Führung und Neurowissenschaft? Wo besteht der Zusammenhang?
Veränderung tut weh, Bestrafung und Belohnung wirken langfristig nicht, der humanistische Führungsansatz wird überbewertet. Der Fokus verändert die Aufmerksamkeit und formt die Persönlichkeit. Die Erwartungshaltung beeinflusst die Weltbilder. Das sind zusammengefasst die Thesen der beiden Neurowissenschaftler Rock und Schwartz mit Blick auf die Führung.
In einem Artikel der „Strategy+Business“ mit dem Titel „The neuroscience of leadership“ stellen David Rock und Jeffrey Schwartz sechs Hypothesen vor:
1. „Change is pain“
Veränderungen bedeuten Schmerz in Form physiologischer Anstrengung durch Umbildung von Netzwerken im Gehirn.
Unser Gehirn ist, einfach gesprochen, ein Navi für die Welt. Und ein Update ist aufwendig, kostet Energie, Zeit und Geld. Das heißt, wir tun es erst dann, wenn es anders nicht mehr geht, d.h. wenn die Kosten durch „sich verfahren“ und die Umwege zu groß werden.
Manche wählen den Weg, bei dem sie zunächst den vermeintlich kleineren Preis zahlen: Sie fahren nur noch da, wo sie sich auskennen und sich nichts verändert hat.
Also: die alten Verfahren, Abläufe etc. schnell kappen.
2. „Behaviorism doesn’t work“
Der behavioristische Ansatz von Belohnen und Bestrafen hat langfristig keinen Einfluss auf die Motivation der Mitarbeiter.
Kurzfristig wirkt es zwar, aber wir gewöhnen uns sehr schnell an die Prämien. Sie werden zu festen Erwartungen. Konditionierte Reize funktionieren bei Reflexen, aber auch bei der Komplexität von Arbeit und Aufgaben. Und „einmal Druck, immer Druck“ lautet eine alte Führungsweisheit. Und man muss den Druck halten oder sogar erhöhen können. Langfristige Motivation hat mehr mit einer respektvollen Grundbeziehung und sauberem Feedback (positiv wie negativ) zu tun
3. „Humanism ist overrated“
Der humanistische Ansatz, durch Fragen und Einfühlungsvermögen die Mitarbeiter zu eigenständigen Problemlösungen zu motivieren, wird überbewertet.
Empathie holt die Mitarbeiter ab.
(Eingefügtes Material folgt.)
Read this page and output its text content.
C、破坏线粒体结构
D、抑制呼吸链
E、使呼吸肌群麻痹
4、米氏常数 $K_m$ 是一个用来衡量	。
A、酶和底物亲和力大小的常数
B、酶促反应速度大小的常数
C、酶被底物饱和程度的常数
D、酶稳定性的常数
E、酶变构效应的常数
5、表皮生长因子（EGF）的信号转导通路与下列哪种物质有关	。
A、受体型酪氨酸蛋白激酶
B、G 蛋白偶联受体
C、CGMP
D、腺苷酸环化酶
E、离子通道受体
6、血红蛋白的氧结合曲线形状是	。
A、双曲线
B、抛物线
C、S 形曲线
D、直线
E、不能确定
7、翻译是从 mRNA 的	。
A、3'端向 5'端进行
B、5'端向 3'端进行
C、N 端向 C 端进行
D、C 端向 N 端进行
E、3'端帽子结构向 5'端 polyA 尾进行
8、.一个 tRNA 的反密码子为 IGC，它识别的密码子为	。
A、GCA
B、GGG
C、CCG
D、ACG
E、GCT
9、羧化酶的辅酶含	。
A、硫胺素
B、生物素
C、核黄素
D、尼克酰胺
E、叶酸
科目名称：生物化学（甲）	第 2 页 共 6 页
So weit so gut, aber ohne „Leading“ verlassen wir unseren Schrebergarten nicht. Die Grenze zum Laissez-faire ist fließend. Große Aufgaben machen noch keine großen Mitarbeiter. Die Kunst besteht darin, den richtigen Zeitpunkt zu finden, zu dem eine klare Aussage, Ansage oder Position notwendig ist.
4. „Focus is power“
Aktive Aufmerksamkeit sorgt für chemische und physiologische Veränderungen im Gehirn.
Von Nichts kommt Nichts. Nur das, was wir wahrnehmen verändern die neurologischen Verbindungen in unserem Gehirn. Das, was Sie jetzt Lesen, verändert Ihr Gehirn, stellt neue Synapsen her oder bestätigt alte Bahnen. Die alte buddhistische Weisheit: „tu das, was Du tust mit voller Aufmerksamkeit“.
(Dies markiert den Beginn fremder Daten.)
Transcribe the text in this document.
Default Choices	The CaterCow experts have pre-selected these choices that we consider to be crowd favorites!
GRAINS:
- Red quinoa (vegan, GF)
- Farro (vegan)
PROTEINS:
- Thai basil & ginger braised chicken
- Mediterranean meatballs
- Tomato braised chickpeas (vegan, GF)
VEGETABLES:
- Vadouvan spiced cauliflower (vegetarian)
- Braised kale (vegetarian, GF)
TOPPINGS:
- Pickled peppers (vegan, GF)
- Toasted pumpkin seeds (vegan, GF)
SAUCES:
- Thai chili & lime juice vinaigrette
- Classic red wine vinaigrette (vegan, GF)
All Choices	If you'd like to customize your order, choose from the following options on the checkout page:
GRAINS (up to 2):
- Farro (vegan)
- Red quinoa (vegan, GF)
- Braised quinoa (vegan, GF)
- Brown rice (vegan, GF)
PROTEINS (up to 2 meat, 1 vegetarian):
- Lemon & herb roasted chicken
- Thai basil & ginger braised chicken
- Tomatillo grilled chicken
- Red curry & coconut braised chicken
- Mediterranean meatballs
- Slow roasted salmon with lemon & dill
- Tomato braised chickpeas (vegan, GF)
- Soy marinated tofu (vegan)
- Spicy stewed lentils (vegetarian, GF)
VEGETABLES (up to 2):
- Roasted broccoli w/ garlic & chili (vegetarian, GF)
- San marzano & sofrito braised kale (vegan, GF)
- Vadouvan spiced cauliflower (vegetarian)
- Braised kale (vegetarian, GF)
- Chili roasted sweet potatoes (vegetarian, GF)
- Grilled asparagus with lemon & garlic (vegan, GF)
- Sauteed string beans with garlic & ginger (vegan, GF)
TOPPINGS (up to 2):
5. „Attention density shapes identity“
Das aktive Lenken der Aufmerksamkeit führt zu einer Entwicklung der Persönlichkeit.
Worauf konzentriere ich mich? Welche Mails schreibe oder beantworte ich, welche Gespräche führe ich? Was wird in den Meetings besprochen?
6. „Expectation shapes reality“
Die persönliche Erwartungshaltung verändert die Wahrnehmung der Realität.
Welche Informationen suchen wir? Was nehmen wir daher selektiv wahr? Die Vorurteile, das Priming bestimmen, was überhaupt die Wahrnehmungsschranke überwindet. Die Erwartung scheint die jeweiligen Bereiche unseres Gehirns zu aktivieren, voreinzustellen. Das Priming setzt unser Gehirn auf die Spur. Menschen mit positiver Ausstrahlung und Sprachgebrauch schaffen durch ihr Priming auch bei anderen Menschen positive Grundeinstellungen.
Die aktive Fokussierung auf innerpsychische und externe Prozesse spielen eine wesentliche Rolle bei Rock und Schwartz. Sie weisen darauf hin, dass das aktive Lenken der Aufmerksamkeit in einer hektischen und von Störungen geprägten Arbeitswelt entscheidend ist.
Heute schon die Welt verändert? Fangen Sie mit der eigenen Innenwelt an.